UK-based energy supplier
Last updated:
January 5, 2026
Company details
HQ
London, UK
HEADCOUNT
3000-9999
ORG TYPE
Corporate
SECTOR
Energy & Climate
About the company
OVO Energy is a UK energy supplier that sells electricity and gas, plus home decarbonisation products and services such as smart meters and EV-related offers. OVO Energy sits within the OVO Group and centres the business around “Plan Zero”, a commitment to reach net zero by 2035. The company also runs field engineering services (for example, smart meter installation) alongside customer operations and technology teams supporting the platform.
Locations and presence
OVO Energy hiring materials describe a hub model centred on Bristol and Glasgow, with many roles offering work-from-home flexibility alongside hub time. OVO Energy also hires field-based roles across UK regions for engineering and installation work.
Palpable Score
66.5
/ 100
OVO Energy offers credible early-career entry via paid apprenticeships that come with real training time, mentoring, and clear pay progression, which is a big plus for first-job candidates. OVO Energy is also better than many large employers at putting practical details directly into role ads, but public evidence of consistent interview transparency and dependable progression is mixed. The score is capped because early-career outcomes are not published in measurable terms and external sentiment flags inconsistency in progression.
Pillar 1: Early-career access

Score

14.0
/ 20
  • The company runs a Smart Meter Apprentice pathway that is explicitly built for learners and includes “learn while you work” training rather than requiring prior experience.
  • OVO Energy launched the OVO Tech Academy as a Level 4 software developer apprenticeship route with no prior tech experience required, widening access beyond traditional graduate hiring.
  • The company’s live job board often skews to experienced specialist roles, so early-career openings can feel periodic rather than always-on at scale.

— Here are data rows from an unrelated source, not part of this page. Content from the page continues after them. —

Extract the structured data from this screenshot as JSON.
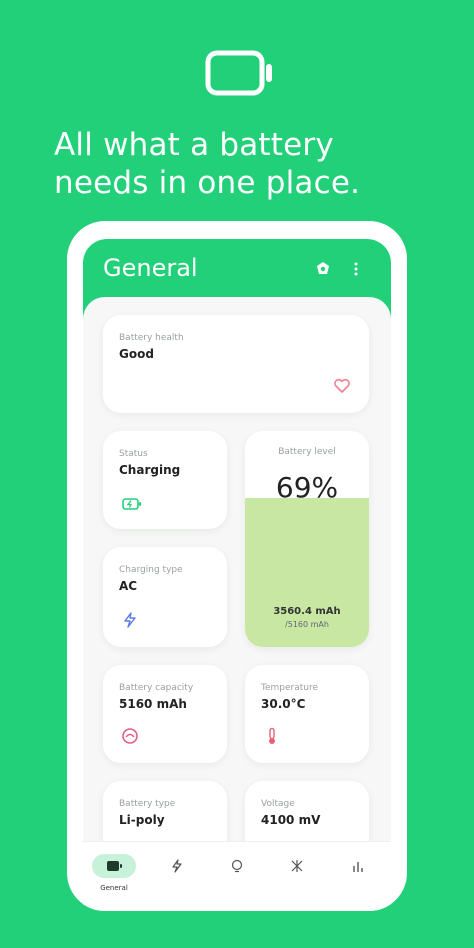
{
  "headline": {
    "line1": "All what a battery",
    "line2": "needs in one place."
  },
  "colors": {
    "brand_green": "#22d07a",
    "level_fill": "#c8e7a2",
    "nav_pill": "#c7f1d8"
  },
  "appbar": {
    "title": "General"
  },
  "cards": {
    "health": {
      "label": "Battery health",
      "value": "Good",
      "icon": "heart-icon"
    },
    "status": {
      "label": "Status",
      "value": "Charging",
      "icon": "battery-charging-icon"
    },
    "charging_type": {
      "label": "Charging type",
      "value": "AC",
      "icon": "bolt-icon"
    },
    "capacity": {
      "label": "Battery capacity",
      "value": "5160 mAh",
      "icon": "gauge-icon"
    },
    "temperature": {
      "label": "Temperature",
      "value": "30.0°C",
      "icon": "thermometer-icon"
    },
    "type": {
      "label": "Battery type",
      "value": "Li-poly",
      "icon": "chip-icon"
    },
    "voltage": {
      "label": "Voltage",
      "value": "4100 mV",
      "icon": "voltage-icon"
    }
  },
  "level": {
    "label": "Battery level",
    "percent_text": "69%",
    "percent_value": 69,
    "mah": "3560.4 mAh",
    "total": "/5160 mAh"
  },
  "navbar": {
    "items": [
      {
        "label": "General",
        "icon": "battery-icon",
        "active": true
      },
      {
        "label": "",
        "icon": "bolt-icon"
      },
      {
        "label": "",
        "icon": "lightbulb-icon"
      },
      {
        "label": "",
        "icon": "tools-icon"
      },
      {
        "label": "",
        "icon": "bar-chart-icon"
      }
    ]
  }
}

Pillar 2: Hiring fairness and transparency

Score

13.0
/ 20
  • The company puts practical up-front details into job ads such as salary banding, start dates, shift patterns, and hybrid expectations, which helps candidates prepare and self-select.
  • OVO Energy uses specific accessibility language in applications (for example, inviting candidates to share additional requirements on the form) and also runs at least one route where OVO Energy says a CV is not required.
  • The company has mixed public candidate experience reports describing multi-stage loops (including presentations for some roles) alongside complaints about communication consistency, which limits confidence in a predictable experience across teams.

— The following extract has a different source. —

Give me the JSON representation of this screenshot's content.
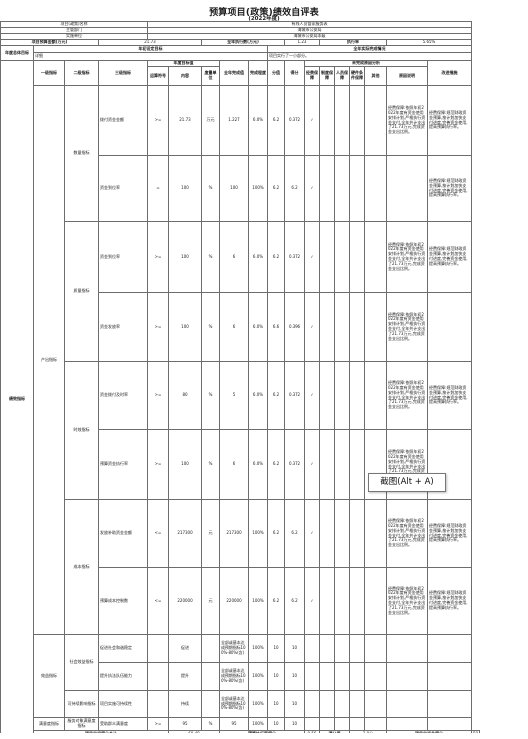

Pillar 3: Learning and support

Score

15.0
/ 20
  • The company’s Smart Meter Apprentice role spells out a structured learning path: a 53-week programme, a 20-week training period (including time at a training academy), and partnering with an experienced engineer who mentors on the job.
  • OVO Energy’s Tech Academy is positioned as “learn and earn from day one” with a formal apprenticeship structure, which is a strong learning signal compared with ad hoc junior hiring.
  • The company describes squad-based working in customer operations and sets expectations around coaching and continuous improvement, but OVO Energy does not publish a single, role-agnostic onboarding standard that applies across all early-career pathways.

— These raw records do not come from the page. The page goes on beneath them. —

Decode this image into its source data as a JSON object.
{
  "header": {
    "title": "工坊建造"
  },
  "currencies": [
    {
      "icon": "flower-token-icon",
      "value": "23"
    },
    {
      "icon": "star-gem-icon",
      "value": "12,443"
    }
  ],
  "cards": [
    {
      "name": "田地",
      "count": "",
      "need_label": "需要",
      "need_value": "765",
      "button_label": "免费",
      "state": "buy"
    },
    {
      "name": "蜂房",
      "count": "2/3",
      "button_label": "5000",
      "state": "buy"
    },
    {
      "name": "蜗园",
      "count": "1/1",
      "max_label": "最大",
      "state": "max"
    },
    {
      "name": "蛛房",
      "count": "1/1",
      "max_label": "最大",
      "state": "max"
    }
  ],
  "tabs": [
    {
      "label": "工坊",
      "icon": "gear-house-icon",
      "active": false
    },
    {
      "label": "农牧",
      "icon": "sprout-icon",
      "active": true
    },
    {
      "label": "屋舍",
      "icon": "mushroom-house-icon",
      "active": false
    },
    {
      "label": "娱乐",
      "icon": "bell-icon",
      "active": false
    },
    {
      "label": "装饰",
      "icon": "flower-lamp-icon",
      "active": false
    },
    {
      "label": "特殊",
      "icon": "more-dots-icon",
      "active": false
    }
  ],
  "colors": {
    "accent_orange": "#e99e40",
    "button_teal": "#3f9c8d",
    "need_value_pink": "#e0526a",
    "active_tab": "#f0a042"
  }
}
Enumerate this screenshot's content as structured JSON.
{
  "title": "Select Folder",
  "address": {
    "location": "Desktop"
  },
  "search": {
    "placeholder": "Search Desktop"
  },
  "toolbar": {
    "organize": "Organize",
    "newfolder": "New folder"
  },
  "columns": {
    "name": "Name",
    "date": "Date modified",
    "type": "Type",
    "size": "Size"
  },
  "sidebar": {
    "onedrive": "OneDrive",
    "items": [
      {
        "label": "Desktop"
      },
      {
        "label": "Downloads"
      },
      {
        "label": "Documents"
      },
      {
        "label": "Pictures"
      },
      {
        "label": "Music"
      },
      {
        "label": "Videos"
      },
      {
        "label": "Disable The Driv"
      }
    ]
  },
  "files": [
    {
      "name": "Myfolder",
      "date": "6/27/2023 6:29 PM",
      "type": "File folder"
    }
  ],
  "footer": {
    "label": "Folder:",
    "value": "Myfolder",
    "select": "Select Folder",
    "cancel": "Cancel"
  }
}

Pillar 4: Pay fairness and stability

Score

14.0
/ 20
  • The company publishes concrete salary progression for early-career routes, including apprentice pay moving from a starting rate through probation and up to a fully qualified rate, plus a stated bonus plan on some roles.
  • OVO Energy advertises a benefits stack that is unusually specific in postings, including 34 days of holiday (including bank holidays) and “Flex Pay” as a percentage add-on that can be taken as cash, pension, or benefits.
  • The company has had recent public reporting about cost pressure and job cuts, which creates a stability question-mark for early-career hires even when day-to-day pay transparency is decent.

Pillar 5: Early-career outcomes

Score

10.5
/ 20
  • The company has mixed employee review sentiment on progression, with some reviewers highlighting development while others describe unclear or inconsistent career progression, especially in technology roles.
  • OVO Energy’s recent public reporting around financial resilience pressure and planned job reductions adds uncertainty around retention and team stability for newer hires.
  • The company does not publish early-career outcome data such as apprenticeship completion-to-permanent rates, graduate scheme conversion, retention, or typical time-to-promotion, which keeps outcomes hard to validate beyond anecdotes and review sentiment.